11 thoughts on “The 20 Worst Classic Films of 2014 Leave a comment

  1. I’ve never seen the movie version of “The King And I,” but doesn’t the stage musical also include “We Kiss In A Shadow,” “I Have Dreamed” and “Hello, Young Lovers”? (Frank Sinatra recorded all three during his career.) All are excellent songs, and if you don’t recall them from the film, either they were omitted (a faux pas) or were staged in a particularly unmemorable manner.

  2. I agree with you on almost all of these, with the exception of “Stardust.” I have a soft spot for anything featuring a young and adorable Linda Darnell – and John Payne, to boot. The story was nothing much, though; I’ll agree with you there. And I am firmly behind you regarding “The Constant Nymph.” I remember when TCM aired this a couple of years ago, supposedly for the “first time on TV,” and you would have thought it was the second coming of Christ. I watched, breathlessly – and then it was over. I just didn’t get it. And Fontaine was completely unbelievable as a teenager.

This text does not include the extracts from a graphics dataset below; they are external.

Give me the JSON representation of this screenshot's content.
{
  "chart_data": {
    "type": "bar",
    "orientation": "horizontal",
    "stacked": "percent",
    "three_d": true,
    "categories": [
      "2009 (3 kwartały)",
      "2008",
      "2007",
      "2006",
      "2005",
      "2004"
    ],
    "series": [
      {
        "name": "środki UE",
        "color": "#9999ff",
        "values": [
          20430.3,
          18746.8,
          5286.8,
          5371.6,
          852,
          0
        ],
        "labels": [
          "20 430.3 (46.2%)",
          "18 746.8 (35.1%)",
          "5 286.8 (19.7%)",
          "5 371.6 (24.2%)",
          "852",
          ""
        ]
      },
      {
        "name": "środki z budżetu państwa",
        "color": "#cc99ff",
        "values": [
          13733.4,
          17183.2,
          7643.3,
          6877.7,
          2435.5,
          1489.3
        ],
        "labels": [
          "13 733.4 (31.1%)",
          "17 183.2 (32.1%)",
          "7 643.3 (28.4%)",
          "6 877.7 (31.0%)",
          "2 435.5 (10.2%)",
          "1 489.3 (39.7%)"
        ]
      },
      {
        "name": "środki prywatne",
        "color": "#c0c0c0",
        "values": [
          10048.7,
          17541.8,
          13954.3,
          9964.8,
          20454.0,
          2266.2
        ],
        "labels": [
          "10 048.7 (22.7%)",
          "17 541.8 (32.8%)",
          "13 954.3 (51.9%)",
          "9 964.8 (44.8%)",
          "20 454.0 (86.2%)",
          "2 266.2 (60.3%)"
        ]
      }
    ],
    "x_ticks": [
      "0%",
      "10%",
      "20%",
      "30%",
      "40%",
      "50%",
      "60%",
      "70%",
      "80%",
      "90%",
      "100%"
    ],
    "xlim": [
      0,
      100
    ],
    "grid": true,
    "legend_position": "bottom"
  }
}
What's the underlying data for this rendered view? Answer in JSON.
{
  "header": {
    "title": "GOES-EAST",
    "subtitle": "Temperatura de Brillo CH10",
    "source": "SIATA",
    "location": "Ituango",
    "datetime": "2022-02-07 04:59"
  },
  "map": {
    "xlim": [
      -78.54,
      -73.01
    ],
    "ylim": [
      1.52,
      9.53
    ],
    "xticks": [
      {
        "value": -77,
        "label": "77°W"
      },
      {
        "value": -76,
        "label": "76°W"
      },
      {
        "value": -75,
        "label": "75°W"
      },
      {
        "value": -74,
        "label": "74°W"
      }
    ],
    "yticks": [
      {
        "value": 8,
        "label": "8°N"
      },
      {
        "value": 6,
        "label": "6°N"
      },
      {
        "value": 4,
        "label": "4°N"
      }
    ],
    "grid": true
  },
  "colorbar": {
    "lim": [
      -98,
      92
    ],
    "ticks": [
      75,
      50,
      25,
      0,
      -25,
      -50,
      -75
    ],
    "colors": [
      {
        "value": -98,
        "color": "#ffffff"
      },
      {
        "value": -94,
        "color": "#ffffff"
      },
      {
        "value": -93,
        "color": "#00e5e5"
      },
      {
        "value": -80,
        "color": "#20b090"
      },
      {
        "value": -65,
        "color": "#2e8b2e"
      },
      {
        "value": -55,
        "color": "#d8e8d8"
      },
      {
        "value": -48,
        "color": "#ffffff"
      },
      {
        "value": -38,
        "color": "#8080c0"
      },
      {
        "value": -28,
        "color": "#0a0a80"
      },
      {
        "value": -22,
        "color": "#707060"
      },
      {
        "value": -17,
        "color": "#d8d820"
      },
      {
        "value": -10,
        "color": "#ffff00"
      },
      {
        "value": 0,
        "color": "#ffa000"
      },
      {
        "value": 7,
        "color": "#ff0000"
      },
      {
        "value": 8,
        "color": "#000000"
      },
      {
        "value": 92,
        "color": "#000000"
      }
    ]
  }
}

    • It was a taste unfair of me to put Stardust where I did considering I barely remember it. I’m so glad someone else doesn’t swoon over The Constant Nymph. Fontaine tries, and I was okay with her for a bit, but boy that second act ruins it all.

  3. Some real turkeys here. I have an antipathy towards Yul Brynner, so I can understand how “The King and I,” which I otherwise like, made your list. The other two Rodgers & Hammerstein movies were true disappointments–probably great as stage plays but just didn’t work for me as movies despite the lovely music. “The Leopard Man” and “The Ghost Ship” are easily the weakest entries in the Val Lewton horror canon. “The Constant Nymph” was another dud despite the glowing review by Leonard Maltin & the Oscar nomination for Joan Fontaine.

  4. I see you have Forever Amber on the runners up list. It’s a mere patch on the book because of the production code true but it’s still a fun watch. Having read the book, a highly addictive page turner, first I was disappointed in the enormous amount that had to be cut but the production design is sumptuous, the costumes amazing, Linda feisty and ravishing, George Sanders highly amusing as Charles II and it provides a peek at a young Jessica Tandy all in eye popping Technicolor! I can think of many films that offer a great deal less.

    The one thing I will admit is that Preminger was the wrong director for such a florid tale, his pacing is too deliberate, the story needed someone like Michael Curtiz or Woody Van Dyke who felt pictures should MOVE!

    • I could definitely see Curtiz or Van Dyke directing this! Despite the beautiful costumes, and Linda Darnell, the movie just felt so slow and static for me.